MySQL: unique combination of two columns

MySQL

This is my friends table

userid(int) | friendid(int) | confirmed(tiny int)
--------------------
1 | 2 | 1
2 | 1 | 1
1 | 3 | 1
3 | 1 | 1
1 | 5 | 0
2 | 4 | 1
4 | 2 | 1
4 | 1 | 1
1 | 4 | 1

I have about 200k rows like this.

I want to delete duplicates. For example if userid=1 and friendid=2 then I don't want the row userid=2, friendid=1.

I want unique combinations across the two columns. This means if (1, 2) is there then (2, 1) should not be there and should be deleted.

Then I can make a friend list query like this

select * from friends where (userid=1 or friendid=1) and confirmed=1

My question is how to delete these duplicate rows?

Please also help me understand how to find the mutual friends of 2 users (userid of them may reside in either userid column or friendid in friends table).

Best Answer

You can use a non-standard MySQL construction and delete from a self-join:

delete f1.* 
from friends f1 
join friends f2 
    on f1.userid = f2.friendid 
   and f1.friendid = f2.userid 
   and f1.userid > f2.userid;

when you have cleaned up the table, next step is to prevent this from happening again.
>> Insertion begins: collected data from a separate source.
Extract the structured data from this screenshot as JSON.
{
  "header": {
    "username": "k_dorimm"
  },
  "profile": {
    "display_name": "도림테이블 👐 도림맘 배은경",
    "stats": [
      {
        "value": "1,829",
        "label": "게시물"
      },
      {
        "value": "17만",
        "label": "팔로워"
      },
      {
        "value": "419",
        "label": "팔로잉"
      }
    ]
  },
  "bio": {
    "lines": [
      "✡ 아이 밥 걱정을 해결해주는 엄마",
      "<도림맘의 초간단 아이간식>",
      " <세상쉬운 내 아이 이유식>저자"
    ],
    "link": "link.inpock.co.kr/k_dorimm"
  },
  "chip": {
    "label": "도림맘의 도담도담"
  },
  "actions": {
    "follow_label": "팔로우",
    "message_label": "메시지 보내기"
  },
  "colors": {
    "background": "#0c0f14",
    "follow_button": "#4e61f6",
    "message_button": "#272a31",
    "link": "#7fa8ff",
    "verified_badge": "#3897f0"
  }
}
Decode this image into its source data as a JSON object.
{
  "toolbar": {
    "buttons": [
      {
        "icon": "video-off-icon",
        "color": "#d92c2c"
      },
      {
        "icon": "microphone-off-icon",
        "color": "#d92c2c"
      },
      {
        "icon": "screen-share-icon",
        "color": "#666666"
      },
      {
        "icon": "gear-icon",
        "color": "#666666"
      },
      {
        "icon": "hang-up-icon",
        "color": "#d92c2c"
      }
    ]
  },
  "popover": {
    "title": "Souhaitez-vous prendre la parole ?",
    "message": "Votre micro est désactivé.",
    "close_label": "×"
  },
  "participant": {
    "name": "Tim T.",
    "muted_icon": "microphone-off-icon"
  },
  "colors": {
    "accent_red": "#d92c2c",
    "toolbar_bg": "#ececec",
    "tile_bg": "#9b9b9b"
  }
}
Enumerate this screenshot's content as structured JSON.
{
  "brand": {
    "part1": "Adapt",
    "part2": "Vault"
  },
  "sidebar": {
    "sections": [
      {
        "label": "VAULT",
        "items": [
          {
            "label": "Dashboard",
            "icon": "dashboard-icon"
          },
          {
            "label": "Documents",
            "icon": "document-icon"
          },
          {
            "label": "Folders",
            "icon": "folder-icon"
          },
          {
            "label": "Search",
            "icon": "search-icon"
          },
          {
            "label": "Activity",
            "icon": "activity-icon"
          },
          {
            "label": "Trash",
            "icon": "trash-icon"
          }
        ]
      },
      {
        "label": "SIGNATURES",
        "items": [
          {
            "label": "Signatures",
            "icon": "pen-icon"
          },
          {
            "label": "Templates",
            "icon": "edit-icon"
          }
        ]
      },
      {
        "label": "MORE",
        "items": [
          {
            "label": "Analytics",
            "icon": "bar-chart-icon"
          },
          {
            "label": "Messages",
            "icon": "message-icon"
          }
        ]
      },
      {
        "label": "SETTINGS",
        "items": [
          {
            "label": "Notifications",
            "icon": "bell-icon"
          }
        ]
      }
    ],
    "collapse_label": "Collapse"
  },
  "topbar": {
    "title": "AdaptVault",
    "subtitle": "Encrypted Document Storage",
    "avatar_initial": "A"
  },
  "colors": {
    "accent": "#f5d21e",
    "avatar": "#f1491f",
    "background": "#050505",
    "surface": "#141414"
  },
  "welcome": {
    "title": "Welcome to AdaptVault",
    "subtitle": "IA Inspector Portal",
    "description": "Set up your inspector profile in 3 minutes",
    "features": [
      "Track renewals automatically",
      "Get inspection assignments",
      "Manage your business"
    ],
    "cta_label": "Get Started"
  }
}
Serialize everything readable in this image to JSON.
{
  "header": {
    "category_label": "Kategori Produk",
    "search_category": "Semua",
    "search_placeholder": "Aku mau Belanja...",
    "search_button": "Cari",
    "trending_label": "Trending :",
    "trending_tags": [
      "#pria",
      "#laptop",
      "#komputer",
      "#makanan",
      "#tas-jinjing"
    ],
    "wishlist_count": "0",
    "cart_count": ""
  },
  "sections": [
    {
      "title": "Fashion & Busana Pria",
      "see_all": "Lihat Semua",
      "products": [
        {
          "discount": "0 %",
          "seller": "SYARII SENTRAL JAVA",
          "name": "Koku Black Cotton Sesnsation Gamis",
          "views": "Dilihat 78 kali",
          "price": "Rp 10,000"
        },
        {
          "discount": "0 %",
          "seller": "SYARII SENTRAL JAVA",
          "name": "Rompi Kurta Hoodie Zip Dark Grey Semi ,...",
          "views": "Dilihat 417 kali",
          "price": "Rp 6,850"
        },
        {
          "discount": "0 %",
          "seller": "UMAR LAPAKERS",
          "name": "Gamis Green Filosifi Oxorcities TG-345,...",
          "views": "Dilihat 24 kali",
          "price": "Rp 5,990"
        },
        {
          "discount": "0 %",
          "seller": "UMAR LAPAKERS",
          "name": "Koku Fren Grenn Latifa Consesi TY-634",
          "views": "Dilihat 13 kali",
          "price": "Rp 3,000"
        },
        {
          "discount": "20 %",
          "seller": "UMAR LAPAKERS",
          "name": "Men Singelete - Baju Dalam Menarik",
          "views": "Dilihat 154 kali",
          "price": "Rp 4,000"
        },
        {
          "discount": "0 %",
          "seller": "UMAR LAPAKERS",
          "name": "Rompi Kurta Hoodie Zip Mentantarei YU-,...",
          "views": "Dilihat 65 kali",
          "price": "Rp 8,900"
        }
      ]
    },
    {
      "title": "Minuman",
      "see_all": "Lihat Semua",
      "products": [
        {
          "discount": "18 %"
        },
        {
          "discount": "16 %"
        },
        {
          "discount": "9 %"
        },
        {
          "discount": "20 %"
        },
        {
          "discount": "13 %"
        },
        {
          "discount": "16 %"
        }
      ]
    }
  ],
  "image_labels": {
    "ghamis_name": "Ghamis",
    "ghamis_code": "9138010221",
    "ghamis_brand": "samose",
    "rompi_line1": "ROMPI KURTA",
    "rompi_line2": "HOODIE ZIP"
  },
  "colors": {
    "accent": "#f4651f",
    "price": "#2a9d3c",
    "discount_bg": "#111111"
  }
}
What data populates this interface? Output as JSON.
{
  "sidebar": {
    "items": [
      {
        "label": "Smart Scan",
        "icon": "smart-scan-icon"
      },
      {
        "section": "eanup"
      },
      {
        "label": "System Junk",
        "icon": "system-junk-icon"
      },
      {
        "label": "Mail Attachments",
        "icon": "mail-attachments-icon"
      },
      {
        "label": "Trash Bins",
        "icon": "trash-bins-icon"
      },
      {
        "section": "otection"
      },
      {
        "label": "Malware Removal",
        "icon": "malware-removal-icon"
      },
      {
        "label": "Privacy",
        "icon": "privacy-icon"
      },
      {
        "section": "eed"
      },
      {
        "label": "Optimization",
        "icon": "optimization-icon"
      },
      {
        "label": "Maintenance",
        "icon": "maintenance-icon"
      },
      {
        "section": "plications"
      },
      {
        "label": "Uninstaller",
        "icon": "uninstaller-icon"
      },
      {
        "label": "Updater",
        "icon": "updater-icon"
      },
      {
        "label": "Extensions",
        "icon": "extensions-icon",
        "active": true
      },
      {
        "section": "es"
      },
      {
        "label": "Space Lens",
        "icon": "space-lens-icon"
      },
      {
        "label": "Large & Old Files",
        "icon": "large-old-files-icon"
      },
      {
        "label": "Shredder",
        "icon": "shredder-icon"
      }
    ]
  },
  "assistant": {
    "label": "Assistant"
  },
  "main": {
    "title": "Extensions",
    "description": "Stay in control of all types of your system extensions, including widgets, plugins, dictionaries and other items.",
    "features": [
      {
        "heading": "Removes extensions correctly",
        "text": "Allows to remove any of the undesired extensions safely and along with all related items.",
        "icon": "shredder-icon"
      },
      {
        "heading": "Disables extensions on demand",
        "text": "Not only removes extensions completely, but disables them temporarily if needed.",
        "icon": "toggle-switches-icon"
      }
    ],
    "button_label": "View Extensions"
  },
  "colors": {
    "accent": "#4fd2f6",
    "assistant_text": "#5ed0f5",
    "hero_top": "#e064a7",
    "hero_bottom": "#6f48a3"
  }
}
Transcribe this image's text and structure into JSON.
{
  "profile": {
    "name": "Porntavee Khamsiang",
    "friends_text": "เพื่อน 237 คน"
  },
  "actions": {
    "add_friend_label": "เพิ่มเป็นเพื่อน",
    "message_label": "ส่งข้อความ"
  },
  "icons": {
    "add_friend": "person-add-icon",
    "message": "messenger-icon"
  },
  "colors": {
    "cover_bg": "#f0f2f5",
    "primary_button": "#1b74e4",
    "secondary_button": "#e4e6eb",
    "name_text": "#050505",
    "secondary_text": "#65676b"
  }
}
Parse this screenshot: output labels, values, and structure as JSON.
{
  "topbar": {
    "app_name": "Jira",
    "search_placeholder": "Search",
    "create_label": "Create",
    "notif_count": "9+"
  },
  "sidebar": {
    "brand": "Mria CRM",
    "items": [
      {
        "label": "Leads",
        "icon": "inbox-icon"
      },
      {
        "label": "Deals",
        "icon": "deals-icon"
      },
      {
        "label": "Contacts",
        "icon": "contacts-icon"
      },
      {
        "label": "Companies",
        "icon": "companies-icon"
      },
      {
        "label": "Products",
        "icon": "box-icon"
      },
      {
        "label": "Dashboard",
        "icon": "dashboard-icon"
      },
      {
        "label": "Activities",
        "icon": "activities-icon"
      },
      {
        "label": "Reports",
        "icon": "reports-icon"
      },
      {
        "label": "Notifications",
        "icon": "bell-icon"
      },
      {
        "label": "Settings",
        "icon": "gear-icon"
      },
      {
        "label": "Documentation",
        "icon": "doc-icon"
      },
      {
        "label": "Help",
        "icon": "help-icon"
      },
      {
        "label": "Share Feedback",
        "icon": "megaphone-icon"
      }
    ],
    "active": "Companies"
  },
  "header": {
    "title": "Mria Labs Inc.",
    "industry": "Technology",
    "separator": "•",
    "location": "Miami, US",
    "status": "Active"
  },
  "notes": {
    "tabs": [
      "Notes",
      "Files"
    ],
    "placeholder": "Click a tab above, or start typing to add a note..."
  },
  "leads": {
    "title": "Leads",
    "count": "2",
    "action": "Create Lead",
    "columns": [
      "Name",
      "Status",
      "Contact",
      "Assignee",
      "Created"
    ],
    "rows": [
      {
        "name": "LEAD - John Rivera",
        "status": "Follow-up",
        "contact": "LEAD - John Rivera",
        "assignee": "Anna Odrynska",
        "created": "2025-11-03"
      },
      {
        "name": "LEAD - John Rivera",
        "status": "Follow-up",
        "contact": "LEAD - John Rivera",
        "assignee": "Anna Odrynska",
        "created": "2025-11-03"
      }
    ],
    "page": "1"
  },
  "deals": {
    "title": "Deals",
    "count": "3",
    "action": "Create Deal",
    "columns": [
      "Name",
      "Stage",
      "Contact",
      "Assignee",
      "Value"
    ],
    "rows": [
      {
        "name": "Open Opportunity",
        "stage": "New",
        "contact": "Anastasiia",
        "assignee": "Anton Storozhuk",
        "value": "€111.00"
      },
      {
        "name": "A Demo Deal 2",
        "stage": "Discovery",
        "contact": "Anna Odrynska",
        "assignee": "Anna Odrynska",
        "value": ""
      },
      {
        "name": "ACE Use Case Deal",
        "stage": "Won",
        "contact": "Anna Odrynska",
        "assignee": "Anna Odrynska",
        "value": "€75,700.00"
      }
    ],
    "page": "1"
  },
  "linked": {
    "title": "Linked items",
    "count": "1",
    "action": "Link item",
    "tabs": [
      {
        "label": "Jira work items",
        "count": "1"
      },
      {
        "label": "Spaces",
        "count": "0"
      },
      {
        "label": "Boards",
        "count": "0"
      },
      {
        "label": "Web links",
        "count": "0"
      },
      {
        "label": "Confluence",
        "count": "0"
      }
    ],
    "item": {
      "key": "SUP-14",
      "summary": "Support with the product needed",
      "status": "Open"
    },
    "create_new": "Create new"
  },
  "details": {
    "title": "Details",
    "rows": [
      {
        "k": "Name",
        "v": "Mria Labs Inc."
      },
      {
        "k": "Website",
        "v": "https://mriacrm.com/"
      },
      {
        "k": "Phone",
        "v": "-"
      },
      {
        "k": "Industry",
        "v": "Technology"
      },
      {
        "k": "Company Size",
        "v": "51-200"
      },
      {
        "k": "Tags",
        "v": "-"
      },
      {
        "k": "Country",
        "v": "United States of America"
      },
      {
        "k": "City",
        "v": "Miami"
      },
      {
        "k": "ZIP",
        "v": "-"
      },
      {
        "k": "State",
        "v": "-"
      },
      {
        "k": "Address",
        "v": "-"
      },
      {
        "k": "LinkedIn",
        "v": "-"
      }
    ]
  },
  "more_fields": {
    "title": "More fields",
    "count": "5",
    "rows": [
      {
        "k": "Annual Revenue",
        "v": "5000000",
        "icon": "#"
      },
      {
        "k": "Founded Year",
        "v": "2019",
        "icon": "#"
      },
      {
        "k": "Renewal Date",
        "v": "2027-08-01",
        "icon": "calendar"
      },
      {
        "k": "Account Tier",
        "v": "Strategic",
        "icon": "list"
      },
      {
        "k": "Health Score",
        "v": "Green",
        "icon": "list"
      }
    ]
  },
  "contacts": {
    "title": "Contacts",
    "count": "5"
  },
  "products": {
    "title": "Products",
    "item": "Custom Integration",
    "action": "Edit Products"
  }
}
The obvious choice would be a CHECK constraint guaranteeing that userid < friendid:

alter table friends add constraint ... check(userid < friendid)

and a unique constraint on these two columns:

alter table friends add constraint ... unique (userid, friendid);

Unfortunately CHECK constraint is not (AFAIK) supported by MySQL. You can however mimic this with generated columns:

alter table friends 
    add leastid int as (least(userid, friendid)) 
    persistent after friendid;
alter table friends 
    add greatestid int as (greatest(userid, friendid)) 
    persistent after friendid;

Now we can add a unique constraint on the generated columns:

alter table friends add constraint ak1_friends 
    unique (leastid, greatestid);

insert into friends (userid, friendid) values (1,2);
ERROR 1062 (23000): Duplicate entry '1-2' for key 'ak1_friends'
insert into friends (userid, friendid) values (2,1);
ERROR 1062 (23000): Duplicate entry '1-2' for key 'ak1_friends'

To find common friends among for example 3 and 5 you can use a query like:

select f1.userid, f1.friendid, f2.userid, f2.friendid 
from friends f1 
join friends f2 
    on f1.userid in (f2.userid, f2.friendid) 
    or f1.friendid in (f2.userid, f2.friendid) 
where 5 in (f1.userid, f1.friendid) 
  and 3 in (f2.userid, f2.friendid);